PFAS chemicals, including those used in nonstick and stain-resistant materials and firefighting foam, have been found in hundreds of public and private wells on the Island since 2016. PFOS and PFOA are part of the classification of chemicals known as PFAS.
New York State in 2020 set drinking water standards for PFOS and PFOA, the most studied PFAS compounds, at 10 parts per trillion, though many water providers have asked for extensions to implement treatments. The amount of PFOS and PFOA permitted in drinking water is so low that it is the equivalent of 10 grains of sand in an Olympic-size swimming pool. In 2022, the EPA reduced its proposed guidelines for the two chemicals to levels that are lower than state standards and below current detection ability.
David Nadler, a New York Institute of Technology faculty member who has conducted research on ways to safely break down PFAS, said the chemical has been in use as far back as the mid-20th century and can be found in some common products such as water-resistant fabrics or stain-resistant carpeting.
“It's been there a long time. We just happen to realize it now,” he said. “Has it affected anyone? Well, that's where we're lacking in long term studies.”

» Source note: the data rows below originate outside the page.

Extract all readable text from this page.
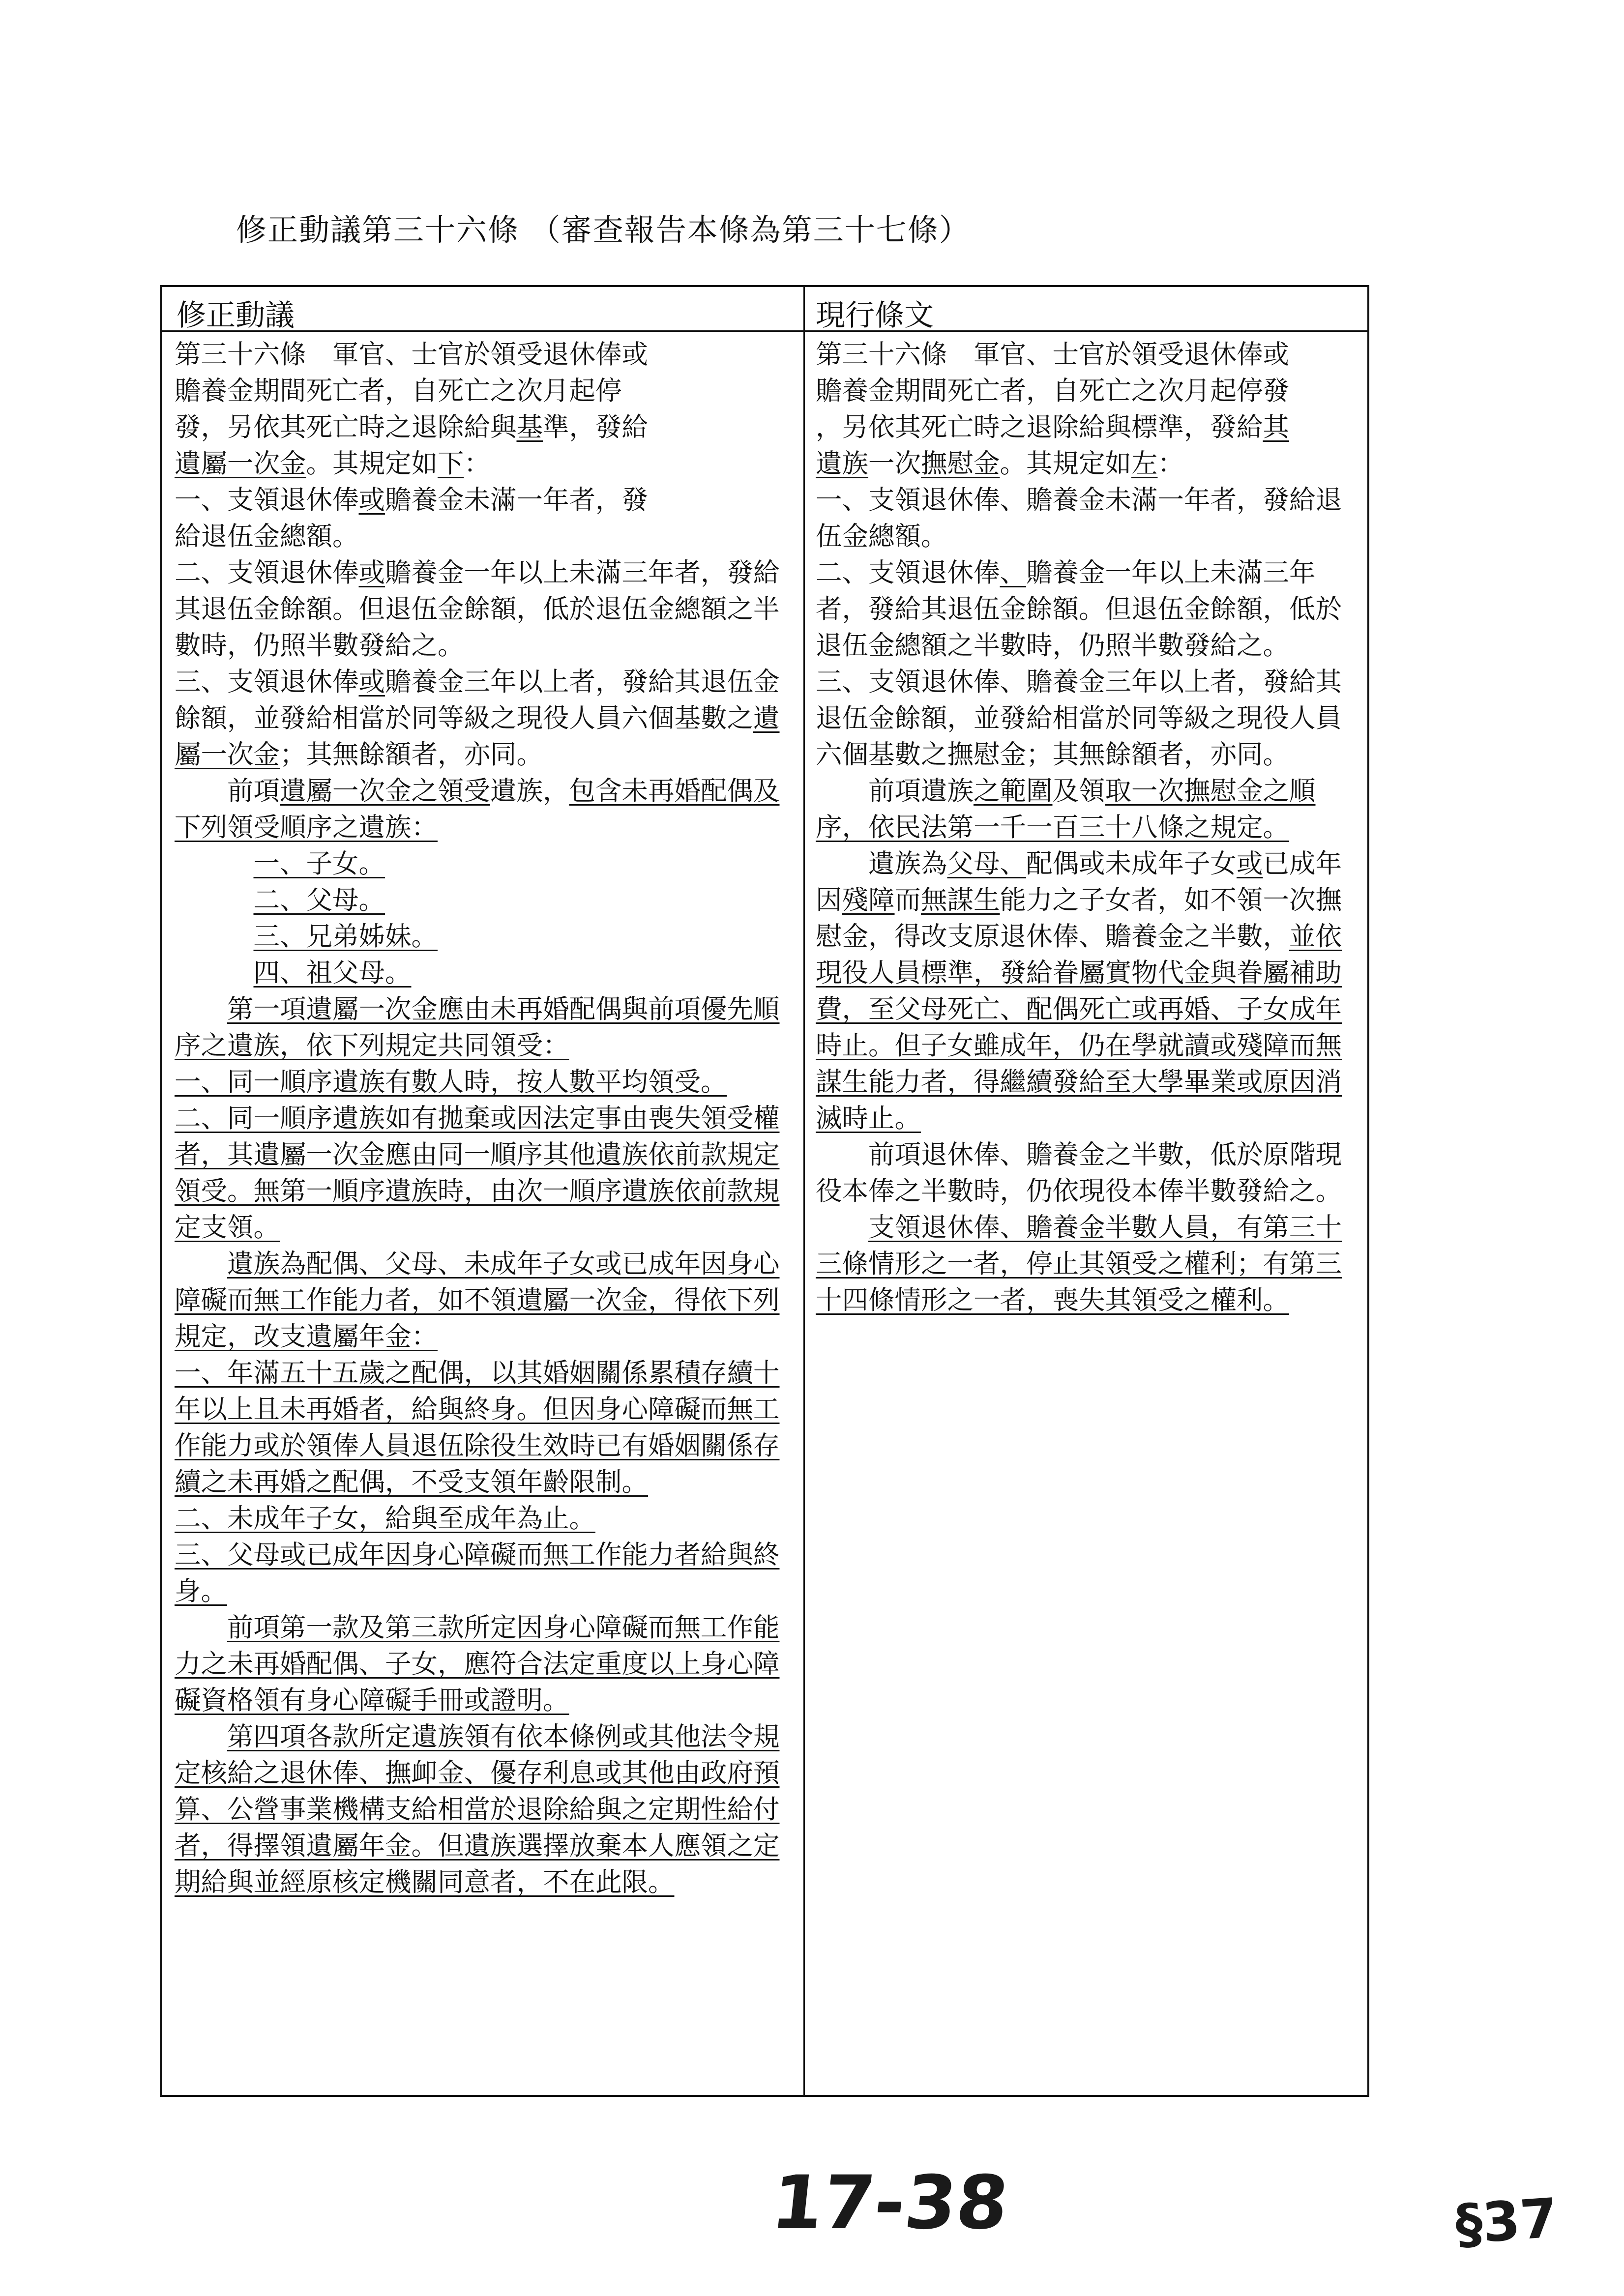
修正動議第三十六條 （審查報告本條為第三十七條）
修正動議	現行條文

第三十六條　軍官、士官於領受退休俸或

贍養金期間死亡者，自死亡之次月起停

發，另依其死亡時之退除給與基準，發給

遺屬一次金。其規定如下：

一、支領退休俸或贍養金未滿一年者，發

給退伍金總額。

二、支領退休俸或贍養金一年以上未滿三年者，發給其退伍金餘額。但退伍金餘額，低於退伍金總額之半數時，仍照半數發給之。

三、支領退休俸或贍養金三年以上者，發給其退伍金餘額，並發給相當於同等級之現役人員六個基數之遺屬一次金；其無餘額者，亦同。

前項遺屬一次金之領受遺族，包含未再婚配偶及下列領受順序之遺族：

一、子女。

二、父母。

三、兄弟姊妹。

四、祖父母。

第一項遺屬一次金應由未再婚配偶與前項優先順序之遺族，依下列規定共同領受：

一、同一順序遺族有數人時，按人數平均領受。

二、同一順序遺族如有拋棄或因法定事由喪失領受權者，其遺屬一次金應由同一順序其他遺族依前款規定領受。無第一順序遺族時，由次一順序遺族依前款規定支領。

遺族為配偶、父母、未成年子女或已成年因身心障礙而無工作能力者，如不領遺屬一次金，得依下列規定，改支遺屬年金：

一、年滿五十五歲之配偶，以其婚姻關係累積存續十年以上且未再婚者，給與終身。但因身心障礙而無工作能力或於領俸人員退伍除役生效時已有婚姻關係存續之未再婚之配偶，不受支領年齡限制。

二、未成年子女，給與至成年為止。

三、父母或已成年因身心障礙而無工作能力者給與終身。

前項第一款及第三款所定因身心障礙而無工作能力之未再婚配偶、子女，應符合法定重度以上身心障礙資格領有身心障礙手冊或證明。

第四項各款所定遺族領有依本條例或其他法令規定核給之退休俸、撫卹金、優存利息或其他由政府預算、公營事業機構支給相當於退除給與之定期性給付者，得擇領遺屬年金。但遺族選擇放棄本人應領之定期給與並經原核定機關同意者，不在此限。

第三十六條　軍官、士官於領受退休俸或

贍養金期間死亡者，自死亡之次月起停發

，另依其死亡時之退除給與標準，發給其

遺族一次撫慰金。其規定如左：

一、支領退休俸、贍養金未滿一年者，發給退伍金總額。

二、支領退休俸、贍養金一年以上未滿三年者，發給其退伍金餘額。但退伍金餘額，低於退伍金總額之半數時，仍照半數發給之。

三、支領退休俸、贍養金三年以上者，發給其退伍金餘額，並發給相當於同等級之現役人員六個基數之撫慰金；其無餘額者，亦同。

前項遺族之範圍及領取一次撫慰金之順序，依民法第一千一百三十八條之規定。

遺族為父母、配偶或未成年子女或已成年因殘障而無謀生能力之子女者，如不領一次撫慰金，得改支原退休俸、贍養金之半數，並依現役人員標準，發給眷屬實物代金與眷屬補助費，至父母死亡、配偶死亡或再婚、子女成年時止。但子女雖成年，仍在學就讀或殘障而無謀生能力者，得繼續發給至大學畢業或原因消滅時止。

前項退休俸、贍養金之半數，低於原階現役本俸之半數時，仍依現役本俸半數發給之。

支領退休俸、贍養金半數人員，有第三十三條情形之一者，停止其領受之權利；有第三十四條情形之一者，喪失其領受之權利。

17-38	§37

DEC status concerns residents
A DEC spokesperson said 723 residents near the airport were mailed letters about the Superfund site status. Some told Newsday they're concerned and have questions about what exactly the Superfund status means for their water supply.

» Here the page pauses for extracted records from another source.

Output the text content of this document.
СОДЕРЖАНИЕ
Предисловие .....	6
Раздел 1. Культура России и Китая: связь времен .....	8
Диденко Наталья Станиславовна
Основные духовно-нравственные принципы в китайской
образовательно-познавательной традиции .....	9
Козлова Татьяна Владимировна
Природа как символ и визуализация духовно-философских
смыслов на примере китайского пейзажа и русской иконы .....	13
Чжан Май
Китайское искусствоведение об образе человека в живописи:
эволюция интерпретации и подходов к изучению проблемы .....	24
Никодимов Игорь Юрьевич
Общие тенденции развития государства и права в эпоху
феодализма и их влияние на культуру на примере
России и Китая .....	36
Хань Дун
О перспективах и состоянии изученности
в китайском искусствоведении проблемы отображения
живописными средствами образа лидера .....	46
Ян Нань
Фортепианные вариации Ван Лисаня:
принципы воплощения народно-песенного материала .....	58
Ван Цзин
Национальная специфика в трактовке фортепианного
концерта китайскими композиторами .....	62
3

Stephanie Poliey, 27, of Holbrook, said she’s not “too worried” yet, so long as her water supply is safe to drink and use, but she needs more information.
Poliey's neighbor, Alex Nestasia, 51, has lived in Holbrook for nearly 20 years and raised his three kids near the airport.

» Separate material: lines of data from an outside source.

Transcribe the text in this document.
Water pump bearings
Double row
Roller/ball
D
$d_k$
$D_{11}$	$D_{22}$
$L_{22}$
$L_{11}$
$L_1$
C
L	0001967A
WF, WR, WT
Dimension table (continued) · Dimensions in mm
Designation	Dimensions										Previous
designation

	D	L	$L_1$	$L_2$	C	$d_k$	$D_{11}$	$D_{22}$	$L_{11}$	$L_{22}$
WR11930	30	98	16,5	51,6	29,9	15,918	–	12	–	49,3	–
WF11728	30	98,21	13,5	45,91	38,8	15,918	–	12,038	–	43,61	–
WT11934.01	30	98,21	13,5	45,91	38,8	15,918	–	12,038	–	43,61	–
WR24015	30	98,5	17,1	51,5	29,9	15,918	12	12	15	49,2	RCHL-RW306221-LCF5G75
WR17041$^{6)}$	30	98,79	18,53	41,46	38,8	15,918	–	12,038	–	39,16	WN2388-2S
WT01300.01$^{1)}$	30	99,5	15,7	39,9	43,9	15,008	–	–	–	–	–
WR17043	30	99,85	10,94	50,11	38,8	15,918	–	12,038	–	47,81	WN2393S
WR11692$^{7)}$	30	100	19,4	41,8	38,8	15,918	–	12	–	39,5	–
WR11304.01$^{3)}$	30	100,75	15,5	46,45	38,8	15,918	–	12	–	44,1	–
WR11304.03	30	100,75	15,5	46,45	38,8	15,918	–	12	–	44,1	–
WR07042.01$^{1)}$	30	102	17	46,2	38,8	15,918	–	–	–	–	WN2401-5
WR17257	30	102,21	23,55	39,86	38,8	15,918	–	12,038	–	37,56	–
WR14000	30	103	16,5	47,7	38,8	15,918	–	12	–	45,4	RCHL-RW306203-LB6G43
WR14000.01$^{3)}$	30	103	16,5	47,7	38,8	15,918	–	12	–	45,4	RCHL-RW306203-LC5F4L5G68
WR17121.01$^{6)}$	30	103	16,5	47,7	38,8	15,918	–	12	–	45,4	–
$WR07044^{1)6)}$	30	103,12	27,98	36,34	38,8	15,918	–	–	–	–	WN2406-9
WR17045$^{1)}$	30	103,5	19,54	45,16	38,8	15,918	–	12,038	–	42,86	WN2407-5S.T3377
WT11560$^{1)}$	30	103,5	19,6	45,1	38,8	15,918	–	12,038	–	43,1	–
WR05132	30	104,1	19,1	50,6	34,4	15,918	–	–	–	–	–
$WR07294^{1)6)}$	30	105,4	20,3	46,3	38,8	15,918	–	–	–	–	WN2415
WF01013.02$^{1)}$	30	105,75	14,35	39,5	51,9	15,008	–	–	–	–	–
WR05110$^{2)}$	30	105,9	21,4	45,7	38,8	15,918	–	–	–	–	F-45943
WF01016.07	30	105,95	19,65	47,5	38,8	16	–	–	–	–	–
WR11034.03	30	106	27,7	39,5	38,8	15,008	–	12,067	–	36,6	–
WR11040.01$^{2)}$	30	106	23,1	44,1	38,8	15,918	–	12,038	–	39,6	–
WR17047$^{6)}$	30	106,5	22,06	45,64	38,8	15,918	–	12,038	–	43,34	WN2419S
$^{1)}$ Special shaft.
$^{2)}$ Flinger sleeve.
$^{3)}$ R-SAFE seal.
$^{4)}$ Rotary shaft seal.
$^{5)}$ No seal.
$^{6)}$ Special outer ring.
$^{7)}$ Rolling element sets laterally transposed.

“To find out some information like this, it's very scary,” he said, holding a copy of the DEC letter.
Six private wells have been tested, Mahar said. Alternate water supplies were offered to property owners if PFAS concentrations were above the state’s drinking water standards.
Most homeowners in the area surrounding the airport are serviced by public water, said Mahar, which the DEC has already screened for potential contaminants, along with private wells in the area.
"Right now we have a good handle on those wells that were impacted. They were provided treatment," he said.
Mitch Pally, chairman of the funding arm created to oversee the Midway Crossing air terminal and convention center proposal in Ronkonkoma, said he doesn’t know how the airport's Superfund designation may impact the $2.8 billion project. The project, among other things, will connect a new air terminal at MacArthur to Ronkonkoma’s Long Island Rail Road station. He noted, however, that the project is not on airport property.
The State Superfund Site program, according to DEC website, aims to identify suspected sites with hazardous waste and make sure they're properly addressed.
The DEC investigates sites where hazardous waste may have been disposed of with the goal to determine potential threats to public health or the environment.
The party determined responsible for the contamination usually oversees cleanup. If a responsible party can't be found or they are unable or unwilling to fund an investigation, it's paid for by the state using money from the 1986 Environmental Quality Bond Act, also known as the "State Superfund."
Gov. Kathy Hochul proposed a new program in her 2023 State of the State address to offer financial assistance to municipalities to investigate sources of contamination and remediate affected sites. New York is also increasing investment in clean water infrastructure to reduce the impact of contaminants like the forever chemicals detected at MacArthur on the state's water resources.